8 Counseling Approaches Every Teacher Should Use To Support Struggling Students
21st April 2025
You became a teacher to make a difference, but some days, the emotional needs in your classroom can make you feel helpless.
Think about your most challenging student right now. The one whose behavior seems impossible to understand - the sudden tears over a minor setback, the refusal to participate in group work, the student who zones out completely. The question is: how can you actually support them? Counseling skills for teachers are what you need to develop.
According to UNICEF, about one in seven students globally suffers from mental health issues! Many of these students are sitting in classrooms, just like yours, struggling with behavior problems. What if you can respond with confidence instead of helplessness when a student is struggling?
Why Teachers Need Counseling Skills
The main idea is to help your sensitive students handle their feelings, behaviors, and thoughts. No, you don't have to become a mental health specialist. But learning a few simple skills can make a big difference in your students' lives.
When you use basic counseling approaches, you understand how to respond with kindness and clear purpose. You stop seeing students 'difficult to deal with' when they are struggling. You notice better behavior. Your students grow stronger emotionally. You do not feel as tired and stressed at the end of the day. Best of all, you build a classroom where training for school students feel rewarding.
What Are the Different Approaches to Emotionally Support Students?
Let's have a look at these counseling approaches that you can use right away. They offer you a new lens- one that helps you see beyond behaviors to the emotions driving them, and respond in ways that actually help.
- Cognitive Behavioral Therapy (CBT)
With CBT, you can help students see how their thoughts affect their feelings and actions. It is great for students who worry about tests, do not believe in themselves, or think too much about problems.
You can try simple CBT techniques like asking 'What were you thinking right before you got upset?' Use charts to find patterns in behavior. Allow students to change negative thoughts like 'I'm stupid' to 'This is hard, but I can learn it.' Note that you are not trying to diagnose problems but enabling students to notice their thoughts.
- Solution-Focused Brief Therapy (SFBT)
Instead of talking a lot about problems, the SFBT approach lets you look at goals and solutions. It is quick and works well for short chats during breaks or advisory periods.
Try asking questions like 'On a scale from 1 to 10, how are things today?' or 'If things got better overnight, what would tomorrow look like?' With these questions, you support students get a picture of a better situation, even in small ways.
- Narrative Therapy
This approach lets students tell their stories in ways that separate them from their problems. They are not 'a bad kid.' They are the kids who sometimes make mistakes.
You can ask them, 'What would you name the challenge you are facing?' Storytelling is a brilliant way to help students think about problems differently and take ownership of their experiences.

Source: structural-learning.com
- Person-Centered Therapy
This one is all about really listening to students. Not judging. Not rushing to fix things. Just truly hearing them. It sends a powerful message: You matter. You are safe here.
This attitude means so much to students carrying invisible burdens. When you show genuine interest and empathy, you create a mental health-friendly space where students feel valued for who they are, not just how they perform academically.
- Gestalt Therapy
Gestalt focuses on the here and now. What is the student feeling right this minute? It uses creative activities like drawing, acting things out, or checking in with body language.
It is great for art projects or social-emotional learning. You are helping students feel their emotions instead of hiding from them. This approach teaches students that all feelings are valid and helps them learn to express themselves in healthy ways.
- Mindfulness-Based Therapy
The mindfulness approach is the one that brings attention back to breathing and body sensations, especially during stressful times like tests or changing classes.

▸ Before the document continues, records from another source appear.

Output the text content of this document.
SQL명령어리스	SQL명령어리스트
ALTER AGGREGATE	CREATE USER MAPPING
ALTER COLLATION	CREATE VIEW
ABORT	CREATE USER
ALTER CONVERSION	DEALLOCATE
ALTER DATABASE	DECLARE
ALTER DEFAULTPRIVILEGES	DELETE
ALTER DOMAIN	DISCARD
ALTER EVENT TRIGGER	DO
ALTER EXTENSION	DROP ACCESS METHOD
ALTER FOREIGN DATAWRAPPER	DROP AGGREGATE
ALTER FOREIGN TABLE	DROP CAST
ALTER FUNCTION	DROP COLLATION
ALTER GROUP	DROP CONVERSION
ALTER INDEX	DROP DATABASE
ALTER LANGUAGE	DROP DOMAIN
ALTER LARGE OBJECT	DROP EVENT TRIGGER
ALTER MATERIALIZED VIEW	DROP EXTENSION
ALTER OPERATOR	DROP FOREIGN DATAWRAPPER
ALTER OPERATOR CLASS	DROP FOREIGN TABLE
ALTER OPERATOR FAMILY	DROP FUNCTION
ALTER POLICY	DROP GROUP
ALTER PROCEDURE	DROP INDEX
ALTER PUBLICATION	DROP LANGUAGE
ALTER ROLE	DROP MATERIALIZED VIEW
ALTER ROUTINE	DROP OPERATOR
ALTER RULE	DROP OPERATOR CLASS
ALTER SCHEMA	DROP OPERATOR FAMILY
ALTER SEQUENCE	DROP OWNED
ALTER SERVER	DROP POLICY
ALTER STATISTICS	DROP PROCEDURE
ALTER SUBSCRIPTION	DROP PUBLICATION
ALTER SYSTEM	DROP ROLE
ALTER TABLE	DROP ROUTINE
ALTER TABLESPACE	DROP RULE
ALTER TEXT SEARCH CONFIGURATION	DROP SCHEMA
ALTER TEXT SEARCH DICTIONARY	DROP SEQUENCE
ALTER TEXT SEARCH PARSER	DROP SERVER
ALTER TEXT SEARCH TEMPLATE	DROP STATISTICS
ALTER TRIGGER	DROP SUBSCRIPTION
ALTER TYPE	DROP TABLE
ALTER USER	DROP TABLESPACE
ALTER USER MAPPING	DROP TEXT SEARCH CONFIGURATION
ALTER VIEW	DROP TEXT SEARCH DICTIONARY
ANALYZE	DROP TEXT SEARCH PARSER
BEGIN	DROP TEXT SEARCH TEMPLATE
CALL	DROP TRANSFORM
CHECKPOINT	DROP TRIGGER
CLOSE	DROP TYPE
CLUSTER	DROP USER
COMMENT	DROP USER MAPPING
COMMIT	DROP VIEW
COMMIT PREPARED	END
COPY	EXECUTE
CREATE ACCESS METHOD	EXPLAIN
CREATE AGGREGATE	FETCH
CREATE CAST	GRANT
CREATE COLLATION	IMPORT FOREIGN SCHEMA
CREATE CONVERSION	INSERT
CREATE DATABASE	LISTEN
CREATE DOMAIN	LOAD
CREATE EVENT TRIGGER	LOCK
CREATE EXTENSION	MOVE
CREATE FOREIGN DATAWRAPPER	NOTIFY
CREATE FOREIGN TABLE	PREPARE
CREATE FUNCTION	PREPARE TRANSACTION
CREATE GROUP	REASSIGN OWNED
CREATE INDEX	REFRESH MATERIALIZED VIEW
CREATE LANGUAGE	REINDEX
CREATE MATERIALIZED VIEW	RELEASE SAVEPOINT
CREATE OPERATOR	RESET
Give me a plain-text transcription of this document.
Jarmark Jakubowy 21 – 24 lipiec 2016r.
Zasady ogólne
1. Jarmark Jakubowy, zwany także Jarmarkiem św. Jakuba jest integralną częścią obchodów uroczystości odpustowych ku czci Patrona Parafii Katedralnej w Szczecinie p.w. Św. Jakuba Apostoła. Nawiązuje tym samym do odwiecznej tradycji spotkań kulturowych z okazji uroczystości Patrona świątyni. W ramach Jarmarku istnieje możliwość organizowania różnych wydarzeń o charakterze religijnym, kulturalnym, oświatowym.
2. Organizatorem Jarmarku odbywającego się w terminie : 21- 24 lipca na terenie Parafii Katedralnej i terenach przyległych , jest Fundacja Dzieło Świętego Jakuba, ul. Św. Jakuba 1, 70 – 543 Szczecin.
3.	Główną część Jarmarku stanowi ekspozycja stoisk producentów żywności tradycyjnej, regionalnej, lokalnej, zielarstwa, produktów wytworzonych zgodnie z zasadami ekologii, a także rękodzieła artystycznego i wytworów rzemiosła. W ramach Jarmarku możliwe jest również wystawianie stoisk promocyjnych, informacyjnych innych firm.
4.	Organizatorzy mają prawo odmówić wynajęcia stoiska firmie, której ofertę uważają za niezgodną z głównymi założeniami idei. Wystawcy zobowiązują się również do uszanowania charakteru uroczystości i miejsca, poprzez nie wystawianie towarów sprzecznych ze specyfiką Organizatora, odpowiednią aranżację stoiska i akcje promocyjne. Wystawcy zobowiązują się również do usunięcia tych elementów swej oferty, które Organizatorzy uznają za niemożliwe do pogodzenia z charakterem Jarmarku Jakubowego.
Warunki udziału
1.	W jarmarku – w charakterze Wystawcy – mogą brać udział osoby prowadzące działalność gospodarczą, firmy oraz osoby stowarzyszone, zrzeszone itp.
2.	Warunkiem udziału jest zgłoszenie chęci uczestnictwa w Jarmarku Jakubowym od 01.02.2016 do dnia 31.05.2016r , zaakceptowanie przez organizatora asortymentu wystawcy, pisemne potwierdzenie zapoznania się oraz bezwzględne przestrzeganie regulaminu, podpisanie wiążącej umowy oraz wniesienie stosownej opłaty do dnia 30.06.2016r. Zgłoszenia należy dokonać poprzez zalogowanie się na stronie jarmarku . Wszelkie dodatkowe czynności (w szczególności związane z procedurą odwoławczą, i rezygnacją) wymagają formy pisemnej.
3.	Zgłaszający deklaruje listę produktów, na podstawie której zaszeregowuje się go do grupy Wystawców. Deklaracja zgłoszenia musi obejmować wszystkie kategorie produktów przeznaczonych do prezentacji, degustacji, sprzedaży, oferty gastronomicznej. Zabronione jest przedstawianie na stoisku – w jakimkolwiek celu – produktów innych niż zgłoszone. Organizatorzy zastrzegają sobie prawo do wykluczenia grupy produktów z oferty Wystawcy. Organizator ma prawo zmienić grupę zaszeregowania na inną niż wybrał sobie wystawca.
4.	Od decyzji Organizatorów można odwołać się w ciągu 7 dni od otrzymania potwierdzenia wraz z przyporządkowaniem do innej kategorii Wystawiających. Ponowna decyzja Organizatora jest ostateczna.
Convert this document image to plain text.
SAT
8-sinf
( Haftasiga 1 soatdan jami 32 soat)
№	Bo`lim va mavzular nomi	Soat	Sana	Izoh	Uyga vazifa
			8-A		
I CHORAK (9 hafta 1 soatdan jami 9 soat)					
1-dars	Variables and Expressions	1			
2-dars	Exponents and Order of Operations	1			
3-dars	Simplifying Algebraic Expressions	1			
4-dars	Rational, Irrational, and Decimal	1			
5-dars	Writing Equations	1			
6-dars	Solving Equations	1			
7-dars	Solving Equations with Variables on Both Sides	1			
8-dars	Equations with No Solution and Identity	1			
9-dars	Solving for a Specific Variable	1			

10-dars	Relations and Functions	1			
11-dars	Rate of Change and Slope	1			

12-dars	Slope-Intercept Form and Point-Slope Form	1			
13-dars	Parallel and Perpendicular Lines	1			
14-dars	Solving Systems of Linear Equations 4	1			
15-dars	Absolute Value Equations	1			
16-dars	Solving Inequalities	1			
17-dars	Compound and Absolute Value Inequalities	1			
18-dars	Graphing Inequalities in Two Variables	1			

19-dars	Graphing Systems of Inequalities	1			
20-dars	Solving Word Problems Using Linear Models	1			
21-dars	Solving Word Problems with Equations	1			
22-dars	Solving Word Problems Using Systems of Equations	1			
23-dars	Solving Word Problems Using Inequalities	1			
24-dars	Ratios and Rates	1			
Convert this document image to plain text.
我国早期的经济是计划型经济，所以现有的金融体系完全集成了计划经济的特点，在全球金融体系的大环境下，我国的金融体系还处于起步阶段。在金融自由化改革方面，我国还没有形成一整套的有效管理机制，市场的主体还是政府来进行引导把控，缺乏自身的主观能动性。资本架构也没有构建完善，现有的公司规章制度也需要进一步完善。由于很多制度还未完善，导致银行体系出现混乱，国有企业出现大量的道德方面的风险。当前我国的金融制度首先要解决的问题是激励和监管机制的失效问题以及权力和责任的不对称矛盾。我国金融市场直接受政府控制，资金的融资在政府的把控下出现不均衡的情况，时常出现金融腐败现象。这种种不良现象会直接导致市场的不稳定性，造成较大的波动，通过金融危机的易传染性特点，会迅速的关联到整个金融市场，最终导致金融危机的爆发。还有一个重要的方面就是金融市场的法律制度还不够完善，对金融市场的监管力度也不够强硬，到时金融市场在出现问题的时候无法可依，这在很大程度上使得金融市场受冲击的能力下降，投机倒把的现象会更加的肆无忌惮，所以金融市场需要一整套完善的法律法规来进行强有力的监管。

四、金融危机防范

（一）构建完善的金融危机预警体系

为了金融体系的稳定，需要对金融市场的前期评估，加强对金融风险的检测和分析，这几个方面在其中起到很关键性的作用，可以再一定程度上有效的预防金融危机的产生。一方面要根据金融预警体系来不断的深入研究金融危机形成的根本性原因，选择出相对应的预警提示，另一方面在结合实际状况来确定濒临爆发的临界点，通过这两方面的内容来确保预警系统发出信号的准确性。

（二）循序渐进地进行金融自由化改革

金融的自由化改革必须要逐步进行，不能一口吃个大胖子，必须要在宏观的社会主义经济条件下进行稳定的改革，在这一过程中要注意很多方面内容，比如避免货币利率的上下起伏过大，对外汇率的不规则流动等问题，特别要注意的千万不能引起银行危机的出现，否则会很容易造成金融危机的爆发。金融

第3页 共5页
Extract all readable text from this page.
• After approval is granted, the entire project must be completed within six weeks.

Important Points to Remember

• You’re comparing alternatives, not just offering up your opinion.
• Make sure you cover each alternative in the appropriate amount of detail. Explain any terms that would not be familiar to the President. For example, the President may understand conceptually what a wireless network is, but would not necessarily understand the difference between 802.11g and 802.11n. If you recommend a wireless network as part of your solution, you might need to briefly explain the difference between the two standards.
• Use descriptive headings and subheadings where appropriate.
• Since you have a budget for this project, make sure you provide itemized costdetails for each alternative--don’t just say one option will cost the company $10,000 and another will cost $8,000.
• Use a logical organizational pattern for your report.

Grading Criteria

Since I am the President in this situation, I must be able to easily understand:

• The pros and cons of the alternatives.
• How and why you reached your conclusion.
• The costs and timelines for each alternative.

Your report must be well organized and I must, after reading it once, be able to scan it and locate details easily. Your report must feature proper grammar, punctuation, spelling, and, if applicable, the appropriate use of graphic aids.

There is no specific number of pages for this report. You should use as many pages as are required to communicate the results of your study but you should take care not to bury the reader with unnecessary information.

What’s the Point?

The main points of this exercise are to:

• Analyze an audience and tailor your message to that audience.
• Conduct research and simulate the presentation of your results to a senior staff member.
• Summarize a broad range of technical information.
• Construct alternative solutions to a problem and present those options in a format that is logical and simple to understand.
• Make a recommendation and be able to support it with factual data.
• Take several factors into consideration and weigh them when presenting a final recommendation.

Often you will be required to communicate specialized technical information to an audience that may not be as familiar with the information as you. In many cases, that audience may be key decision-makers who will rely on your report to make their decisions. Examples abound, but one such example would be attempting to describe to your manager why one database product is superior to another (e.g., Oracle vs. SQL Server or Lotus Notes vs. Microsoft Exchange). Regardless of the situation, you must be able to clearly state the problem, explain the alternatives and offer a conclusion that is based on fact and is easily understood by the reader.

You can practice 3-minute breathing exercises, body scans where you ask 'What do you notice in your body right now?', or focus games before tests or after recess. These calm the brain, improve focus, and help kids control strong feelings. And yes, even a minute of mindfulness can help reset a student's emotional state.
- Psychodynamic Therapy
This one particularly digs into past experiences and patterns. It is best left to trained counselors.
However, as a teacher, you can use some ideas like asking 'When did you first start feeling this way?' or 'Does this remind you of something similar that has happened before?' These questions gently help students understand themselves better without probing too deeply into areas that should be addressed by mental health professionals.
- Existential Therapy
Sometimes or most of the time, students, especially teenagers wonder about who they are and what life means. Existential therapy explores these big questions.
To address this, you can ask, 'What is most important to you right now?' or 'What type of person do you aspire to be?' These questions create space for sensitive conversations as students figure out who they are. In a way, you help students connect their learning to their developing sense of identity and purpose.
Bottom Line
Did you notice that these approaches confirm one thing- communication is the key? Educators who completed the child counseling courses online claim the same. These methods help you respond thoughtfully instead of reacting. And they show students that school is not just a place to learn facts but also a place where they can feel understood and safe.